To answer your questions:
1. Slow queries can be a cause of GC pressure, a result of GC pressure,
or both. In my experience, it more often the GC pressure leads to slow
queries than the other way around.
2. This is very suspicious. I can think of a few causes, such as hot
partitions + token aware load balancing, client that only connects to a
single node in the cluster, heavy streaming activities within some token
ranges, bad retry policies, etc., and it's pretty hard to know what
exactly has happened without digging too deep into it. If this happens
frequently, you should properly investigate and fix it. This certainly
can lead to higher GC pressure on the affected node.
3. Just higher cache hits but the overall number of queries did not
change much, or even gone down? That would be an indicator of bad retry
policies. More cache hits alone won't cause much GC pressure, but the
underlaying issue lead to the higher cache hits may.
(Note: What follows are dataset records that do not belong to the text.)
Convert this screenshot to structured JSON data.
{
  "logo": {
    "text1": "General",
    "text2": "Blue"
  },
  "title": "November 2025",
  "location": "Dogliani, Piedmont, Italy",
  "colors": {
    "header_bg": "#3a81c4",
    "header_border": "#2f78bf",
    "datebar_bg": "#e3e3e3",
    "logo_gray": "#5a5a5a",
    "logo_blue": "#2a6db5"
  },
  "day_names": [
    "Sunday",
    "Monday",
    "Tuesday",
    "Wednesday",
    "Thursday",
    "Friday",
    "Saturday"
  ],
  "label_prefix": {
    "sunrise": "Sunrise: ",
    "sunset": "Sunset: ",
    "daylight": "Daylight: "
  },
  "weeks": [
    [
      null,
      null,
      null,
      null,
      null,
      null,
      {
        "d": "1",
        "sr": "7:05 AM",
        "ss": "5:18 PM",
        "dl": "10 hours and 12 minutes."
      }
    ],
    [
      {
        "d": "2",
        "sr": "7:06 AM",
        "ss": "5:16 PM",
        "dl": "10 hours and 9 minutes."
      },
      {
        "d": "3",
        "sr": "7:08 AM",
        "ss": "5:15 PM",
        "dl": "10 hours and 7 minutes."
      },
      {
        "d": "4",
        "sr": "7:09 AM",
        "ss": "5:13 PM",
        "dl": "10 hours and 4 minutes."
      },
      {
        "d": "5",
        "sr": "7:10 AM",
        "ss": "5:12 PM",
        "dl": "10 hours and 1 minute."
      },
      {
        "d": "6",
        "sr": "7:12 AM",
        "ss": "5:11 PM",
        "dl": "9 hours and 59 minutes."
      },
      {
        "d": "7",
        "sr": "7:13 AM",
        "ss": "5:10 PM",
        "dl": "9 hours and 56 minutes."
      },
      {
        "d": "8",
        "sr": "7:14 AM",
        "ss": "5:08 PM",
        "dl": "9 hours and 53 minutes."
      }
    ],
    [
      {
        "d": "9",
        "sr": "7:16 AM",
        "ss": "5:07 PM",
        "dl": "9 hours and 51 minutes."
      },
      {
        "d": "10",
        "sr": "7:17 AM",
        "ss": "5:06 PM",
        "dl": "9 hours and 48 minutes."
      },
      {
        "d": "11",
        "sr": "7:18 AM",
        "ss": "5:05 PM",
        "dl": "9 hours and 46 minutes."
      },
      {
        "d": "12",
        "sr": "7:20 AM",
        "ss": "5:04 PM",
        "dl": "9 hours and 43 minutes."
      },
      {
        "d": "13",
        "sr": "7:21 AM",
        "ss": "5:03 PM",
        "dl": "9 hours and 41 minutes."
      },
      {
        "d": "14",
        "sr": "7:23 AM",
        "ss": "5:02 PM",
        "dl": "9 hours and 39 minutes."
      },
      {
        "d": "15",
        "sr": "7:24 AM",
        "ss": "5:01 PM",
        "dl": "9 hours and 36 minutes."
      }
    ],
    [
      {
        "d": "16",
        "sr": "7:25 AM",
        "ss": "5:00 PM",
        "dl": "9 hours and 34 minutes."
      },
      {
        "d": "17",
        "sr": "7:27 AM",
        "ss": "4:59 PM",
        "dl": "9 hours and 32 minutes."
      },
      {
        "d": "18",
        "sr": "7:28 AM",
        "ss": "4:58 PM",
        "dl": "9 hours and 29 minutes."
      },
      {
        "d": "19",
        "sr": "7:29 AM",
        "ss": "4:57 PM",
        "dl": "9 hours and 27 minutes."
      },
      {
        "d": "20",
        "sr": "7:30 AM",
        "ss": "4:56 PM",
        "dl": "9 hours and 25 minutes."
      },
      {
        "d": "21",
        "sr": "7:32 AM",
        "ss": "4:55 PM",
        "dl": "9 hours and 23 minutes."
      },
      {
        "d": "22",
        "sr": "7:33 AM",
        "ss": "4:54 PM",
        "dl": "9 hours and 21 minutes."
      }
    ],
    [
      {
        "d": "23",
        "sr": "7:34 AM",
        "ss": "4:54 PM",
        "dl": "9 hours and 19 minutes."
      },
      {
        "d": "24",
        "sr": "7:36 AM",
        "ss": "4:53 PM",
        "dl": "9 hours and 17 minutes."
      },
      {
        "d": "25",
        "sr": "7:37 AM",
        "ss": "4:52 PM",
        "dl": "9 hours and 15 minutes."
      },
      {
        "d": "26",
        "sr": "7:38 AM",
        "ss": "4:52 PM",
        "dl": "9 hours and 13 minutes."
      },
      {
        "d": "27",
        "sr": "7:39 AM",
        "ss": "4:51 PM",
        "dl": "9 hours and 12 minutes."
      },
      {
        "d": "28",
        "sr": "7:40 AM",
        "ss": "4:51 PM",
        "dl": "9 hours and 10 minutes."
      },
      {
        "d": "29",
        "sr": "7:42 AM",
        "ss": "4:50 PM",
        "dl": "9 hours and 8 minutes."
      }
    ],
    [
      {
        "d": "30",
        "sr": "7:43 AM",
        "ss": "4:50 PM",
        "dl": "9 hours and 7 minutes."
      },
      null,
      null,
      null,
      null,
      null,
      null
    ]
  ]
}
On 08/03/2022 21:44, Inquistive allen wrote:
Hello team,
On a given day , a node in 27 node cluster observed higher frequency
of garbage collection. Mostly young gc.
I have found below issues:
1. Higher number of slow queries being observed on that particular
node for that particular day compared to other days
2. Higher outgoing traffic observed from the node , 10 times the
average outbound traffic on that particular day
3. Higher number of cache requests hitting the key cache and chunk
cache that other days on the particular node
The cluster has large partition warning as well.
My query is, which of the above is a likely cause of higher frequency
of GC leading to High load average on the system.